Thomas Richards has six posture (armor) bars, which is significantly more than most earlier enemies. Breaking his posture for a critical stun typically requires landing five or six consecutive Perfect Blocks without missing. Missing any single Perfect Block resets significant portions of the drain, so the practical path for most players is not chasing a stun but instead doing damage in his cooldown windows between combos.
Rapier of a Thousand Cuts bleed loop: the Rapier of a Thousand Cuts applies stacking Bleed on hit. A three-hit-and-retreat rhythm puts enough stacks on Richards that the Bleed ticks continue to deal damage while the character is safely out of range, effectively converting dodges into damage windows. This build path shortens the fight substantially without ever needing to commit to a stun break.
Bomb AOEs have a small radius and are static: the bombs Thomas throws explode in a tight radius, and he freezes in place until they detonate. That idle window is the safest healing opportunity in the entire fight. When a bomb lands, immediately step two body-widths outside the marker, heal with a bandage or potion, and return to aggression the moment the explosion resolves. Trying to close and hit Richards during the bomb state wastes the healing window for a few chip hits he can easily absorb.

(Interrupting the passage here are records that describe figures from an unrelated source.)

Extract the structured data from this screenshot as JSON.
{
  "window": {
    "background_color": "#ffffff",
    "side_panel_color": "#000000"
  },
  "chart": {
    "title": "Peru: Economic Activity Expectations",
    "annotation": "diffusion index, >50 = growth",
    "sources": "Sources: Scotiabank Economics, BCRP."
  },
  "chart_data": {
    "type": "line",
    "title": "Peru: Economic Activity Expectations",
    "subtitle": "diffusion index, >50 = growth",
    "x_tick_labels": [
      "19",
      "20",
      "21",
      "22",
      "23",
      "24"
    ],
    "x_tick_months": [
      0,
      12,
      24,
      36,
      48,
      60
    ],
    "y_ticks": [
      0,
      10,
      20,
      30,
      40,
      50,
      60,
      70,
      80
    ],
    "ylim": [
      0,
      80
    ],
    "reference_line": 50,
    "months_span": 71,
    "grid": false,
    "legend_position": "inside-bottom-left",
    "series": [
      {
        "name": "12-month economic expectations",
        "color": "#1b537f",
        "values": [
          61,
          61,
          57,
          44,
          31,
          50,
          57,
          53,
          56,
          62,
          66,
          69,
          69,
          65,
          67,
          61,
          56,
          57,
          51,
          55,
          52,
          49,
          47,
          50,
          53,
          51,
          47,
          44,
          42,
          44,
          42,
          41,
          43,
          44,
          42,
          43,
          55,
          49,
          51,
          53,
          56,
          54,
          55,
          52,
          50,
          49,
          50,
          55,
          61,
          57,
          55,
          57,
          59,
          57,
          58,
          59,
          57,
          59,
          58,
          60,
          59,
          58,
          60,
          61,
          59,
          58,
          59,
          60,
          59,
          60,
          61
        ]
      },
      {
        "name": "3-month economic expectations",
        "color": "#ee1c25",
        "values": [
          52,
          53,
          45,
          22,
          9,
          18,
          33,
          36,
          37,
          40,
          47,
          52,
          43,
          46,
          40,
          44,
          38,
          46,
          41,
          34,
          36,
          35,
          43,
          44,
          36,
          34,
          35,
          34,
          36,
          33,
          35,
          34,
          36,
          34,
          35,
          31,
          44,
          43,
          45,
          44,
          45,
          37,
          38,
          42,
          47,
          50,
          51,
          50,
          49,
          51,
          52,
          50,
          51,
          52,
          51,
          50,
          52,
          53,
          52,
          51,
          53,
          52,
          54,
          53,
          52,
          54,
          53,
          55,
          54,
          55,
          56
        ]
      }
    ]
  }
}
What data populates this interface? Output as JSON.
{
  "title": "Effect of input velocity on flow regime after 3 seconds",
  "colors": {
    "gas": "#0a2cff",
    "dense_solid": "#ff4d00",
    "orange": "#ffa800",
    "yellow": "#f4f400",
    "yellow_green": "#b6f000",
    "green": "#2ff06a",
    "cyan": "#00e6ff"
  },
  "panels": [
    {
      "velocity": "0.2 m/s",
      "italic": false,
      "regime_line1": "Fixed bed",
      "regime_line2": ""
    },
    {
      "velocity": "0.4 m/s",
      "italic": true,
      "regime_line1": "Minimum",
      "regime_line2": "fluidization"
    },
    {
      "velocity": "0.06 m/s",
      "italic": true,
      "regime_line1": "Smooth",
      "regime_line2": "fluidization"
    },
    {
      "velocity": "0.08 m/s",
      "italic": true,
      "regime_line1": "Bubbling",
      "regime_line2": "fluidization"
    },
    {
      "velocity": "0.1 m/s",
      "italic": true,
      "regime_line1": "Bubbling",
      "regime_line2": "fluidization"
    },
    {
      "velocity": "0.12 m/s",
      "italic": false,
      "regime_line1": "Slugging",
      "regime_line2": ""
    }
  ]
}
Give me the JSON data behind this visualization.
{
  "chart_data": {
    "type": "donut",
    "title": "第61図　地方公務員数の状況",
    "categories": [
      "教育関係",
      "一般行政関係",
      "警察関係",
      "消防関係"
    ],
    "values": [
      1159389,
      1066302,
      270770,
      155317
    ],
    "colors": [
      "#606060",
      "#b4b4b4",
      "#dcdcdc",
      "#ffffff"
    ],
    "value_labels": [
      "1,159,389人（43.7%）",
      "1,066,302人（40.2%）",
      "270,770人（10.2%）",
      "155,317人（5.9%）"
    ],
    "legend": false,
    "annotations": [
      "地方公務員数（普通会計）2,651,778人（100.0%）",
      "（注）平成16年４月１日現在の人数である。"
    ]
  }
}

Grab attacks: in addition to melee combos and bombs, Richards occasionally uses a forward grab with a red telegraph. Unlike his other reds, the grab has a longer wind-up and can be reliably dodged sideways rather than backward. Dodging backward sometimes catches the grab's forward lunge; dodging laterally steps outside of it cleanly.
Hotfix 0.10.0.2.54 on April 17, 2026 retuned two aspects of this encounter. The first is a fix for a target-switching bug in multiplayer that had Richards occasionally disengage from his active target and pivot mid-combo. The second is a fix for a specific edge case where Richards would sometimes use his Grab attack immediately after throwing bombs, stacking two red-telegraph attacks in a window that gave no practical counterplay. Post-patch, the Grab still appears but no longer chains directly off a bomb throw, so the bomb-drop healing window described earlier in this guide is reliable again. The same patch retuned boss difficulty scaling for 3+ player encounters, bringing multi-player kill times back in line with the intended curve; any pre-April-17 timing or TTK data for 3-, 4-, 6-, or 8-player squads should be considered stale.